Britains damp climate is not always loved, but for truffle growers and hunters it is a boon as it allows the Tuber aestivuma, or Burgundy truffle, to flourish. This subterranean offering has been known to man as a foodstuff since pre-Classical times, although only during the last century has it been understood that truffles are a form of fungus.
During the 19th and early 20th centuries, truffle hunting in the wild was very popular in Britain; records show ten foragers in the Wiltshire village of Winterslow alone, for instance.
Pigs were once the main truffle hunters but they were difficult to separate from their finds, so by the time Alfred Collins, Winterslows last truffle hunter, retired in 1930, dogs, which are more reliable, were being used.
Truffle Tours, in December and January
Expressions, from the end of September
Truffle hunting declined after the Second World War but it is now a major commercial operation in the Vaucluse region of south-eastern France. Attracted by the heady scent of the ripe fungi, the dog will begin digging to reveal the black diamonds beneath the surface.
Carpentra in Provence, where our photographs were taken, is famous for its winter truffle market, where the best truffles sell in seconds. Heavily scented and very expensive, the Périgord truffle is usually at its best in January.
The price of fresh truffles varies considerably but expect to pay a minimum of £25 for an ounce of black summer truffles. In October 2012, the price for white truffles in the market at Alba in Italy was set at the equivalent of £3,000 per kilogram.

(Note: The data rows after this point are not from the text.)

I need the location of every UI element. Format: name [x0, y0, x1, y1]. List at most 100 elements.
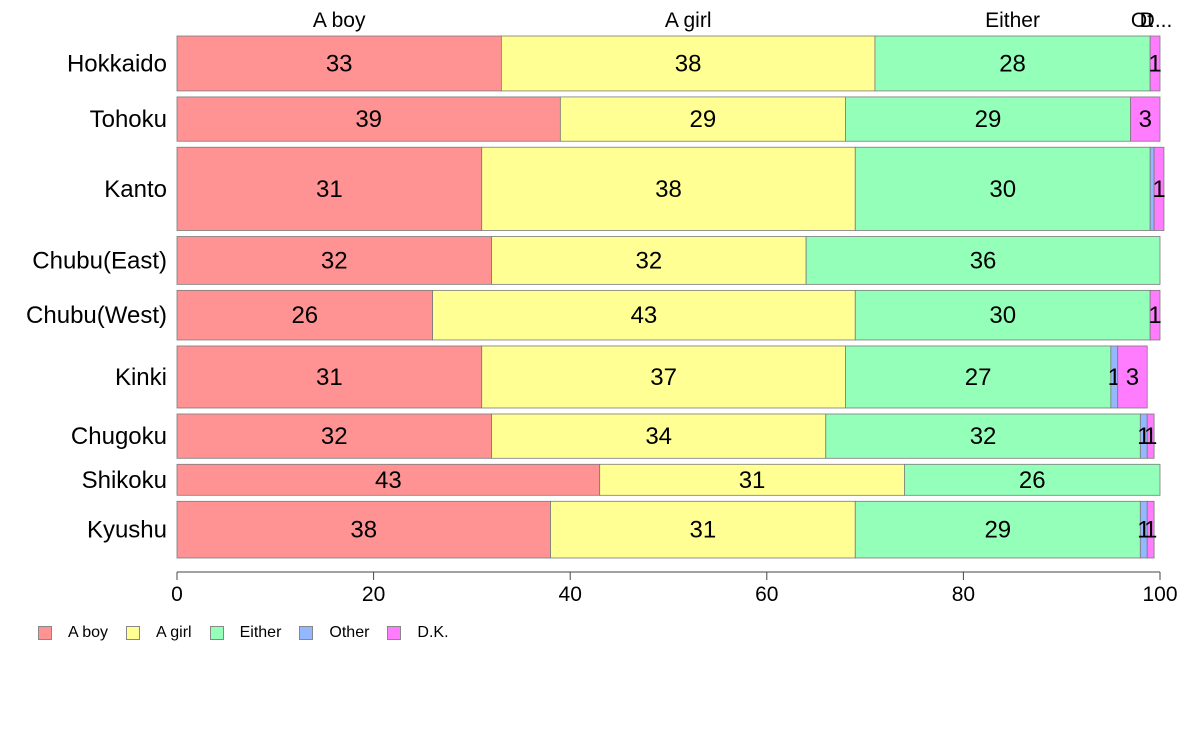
bar-segment-a-girl [481, 146, 856, 231]
bar-segment-a-girl [481, 345, 846, 409]
bar-row-kanto: 31 38 30 1 [176, 146, 1166, 231]
y-tick-label: Tohoku [90, 106, 167, 133]
top-category-label: Ot [1131, 9, 1153, 32]
legend-swatch [387, 626, 402, 640]
data-label: 38 [675, 50, 702, 77]
y-tick-label: Shikoku [82, 467, 167, 494]
legend-item-either: Either [209, 624, 282, 642]
bar-segment-d-k [1146, 500, 1155, 559]
y-axis-labels: Hokkaido Tohoku Kanto Chubu(East) Chubu(West… [26, 50, 167, 543]
legend-swatch [299, 626, 314, 640]
legend-label: A girl [156, 624, 192, 641]
x-tick-label: 40 [559, 583, 582, 606]
y-tick-label: Kanto [104, 176, 167, 203]
bar-segment-a-boy [176, 146, 483, 231]
bar-segment-a-boy [176, 236, 492, 285]
data-label: 3 [1139, 106, 1152, 133]
bar-segment-a-boy [176, 345, 483, 409]
legend-label: Other [329, 624, 370, 641]
data-label: 33 [326, 50, 353, 77]
bar-row-kinki: 31 37 27 1 3 [176, 345, 1148, 409]
bar-segment-a-girl [599, 463, 905, 496]
x-tick-label: 0 [171, 583, 183, 606]
data-label: 32 [970, 423, 997, 450]
bar-segment-a-girl [550, 500, 856, 559]
data-label: 27 [965, 364, 992, 391]
bar-segment-either [845, 96, 1131, 142]
data-label: 30 [989, 302, 1016, 329]
bar-segment-d-k [1153, 146, 1165, 231]
bar-segment-a-girl [432, 289, 856, 341]
bar-row-chubu-west: 26 43 30 1 [176, 289, 1162, 341]
bar-row-hokkaido: 33 38 28 1 [176, 35, 1162, 92]
top-category-label: Either [985, 9, 1040, 32]
bar-row-kyushu: 38 31 29 11 [176, 500, 1157, 559]
data-label: 29 [690, 106, 717, 133]
y-tick-label: Hokkaido [67, 50, 167, 77]
data-label: 37 [650, 364, 677, 391]
data-label: 38 [350, 517, 377, 544]
top-category-labels: A boy A girl Either OtD... [313, 9, 1172, 32]
legend-label: A boy [68, 624, 109, 641]
data-label: 1 [1148, 302, 1161, 329]
data-label: 32 [635, 247, 662, 274]
bar-segment-a-girl [559, 96, 846, 142]
data-label: 28 [999, 50, 1026, 77]
legend: A boy A girl Either Other D.K. [38, 624, 467, 642]
y-tick-label: Chubu(West) [26, 302, 167, 329]
data-label: 1 [1144, 517, 1157, 544]
bar-segment-either [825, 413, 1141, 459]
bar-segment-a-girl [500, 35, 876, 92]
data-label: 31 [316, 364, 343, 391]
bar-segment-a-boy [176, 96, 561, 142]
bar-segment-either [805, 236, 1161, 285]
bar-segment-d-k [1149, 289, 1161, 341]
legend-item-a-boy: A boy [38, 624, 108, 642]
top-category-label: D... [1140, 9, 1173, 32]
bar-segment-either [874, 35, 1151, 92]
y-tick-label: Kinki [115, 364, 167, 391]
bar-segment-either [854, 500, 1141, 559]
data-label: 43 [375, 467, 402, 494]
bar-segment-d-k [1149, 35, 1161, 92]
bar-row-chugoku: 32 34 32 11 [176, 413, 1157, 459]
data-label: 1 [1144, 423, 1157, 450]
data-label: 26 [291, 302, 318, 329]
bar-segment-a-boy [176, 35, 502, 92]
bar-segment-either [854, 146, 1151, 231]
top-category-label: A girl [665, 9, 712, 32]
bar-segment-d-k [1130, 96, 1161, 142]
data-label: 26 [1019, 467, 1046, 494]
bar-row-tohoku: 39 29 29 3 [176, 96, 1161, 142]
legend-swatch [126, 626, 141, 640]
data-label: 32 [321, 247, 348, 274]
y-tick-label: Chugoku [71, 423, 167, 450]
bar-segment-a-girl [491, 236, 807, 285]
data-label: 43 [631, 302, 658, 329]
legend-label: Either [239, 624, 282, 641]
bar-segment-either [904, 463, 1161, 496]
x-tick-label: 60 [755, 583, 778, 606]
data-label: 29 [984, 517, 1011, 544]
data-label: 3 [1126, 364, 1139, 391]
bar-row-shikoku: 43 31 26 [176, 463, 1161, 496]
legend-item-a-girl: A girl [126, 624, 192, 642]
bar-segment-a-boy [176, 289, 433, 341]
legend-swatch [38, 626, 52, 640]
data-label: 30 [989, 176, 1016, 203]
legend-item-dk: D.K. [387, 624, 449, 642]
x-tick-label: 20 [362, 583, 385, 606]
data-label: 31 [316, 176, 343, 203]
bar-segment-d-k [1146, 413, 1155, 459]
data-label: 34 [645, 423, 672, 450]
data-label: 1 [1148, 50, 1161, 77]
x-axis: 0 20 40 60 80 100 [171, 571, 1178, 606]
legend-item-other: Other [299, 624, 369, 642]
data-label: 31 [690, 517, 717, 544]
data-label: 38 [655, 176, 682, 203]
data-label: 36 [970, 247, 997, 274]
legend-label: D.K. [417, 624, 449, 641]
data-label: 31 [739, 467, 766, 494]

Before cooking with truffles, brush them carefully, rinse and dry them. Due to their cost and intense taste, they are best used in small slivers with flavour-absorbent foods such as eggs, potato, rice, pasta and cream. Summer truffles are also delicious with asparagus and winter ones with scallops.
Elizabeth David recommended spreading white truffles on bread and butter, while Rose Gray and Ruth Rogers of the River Café grated shavings of white truffles onto tagliatelle or polenta tossed with butter and Parmesan, and over risotto made with red onion, chicken stock, vermouth and double cream.
Anna del Conte mixes black truffles with anchovy fillets and garlic as a sauce for spaghetti; she also stuffs trout with them. You could also slip black truffles between the breasts and over the legs of chicken, to marinate for several hours before roasting.
Store truffles with eggs and rice (to absorb any excess moisture), in a well-sealed jar for three days; the process will infuse the eggs with flavour.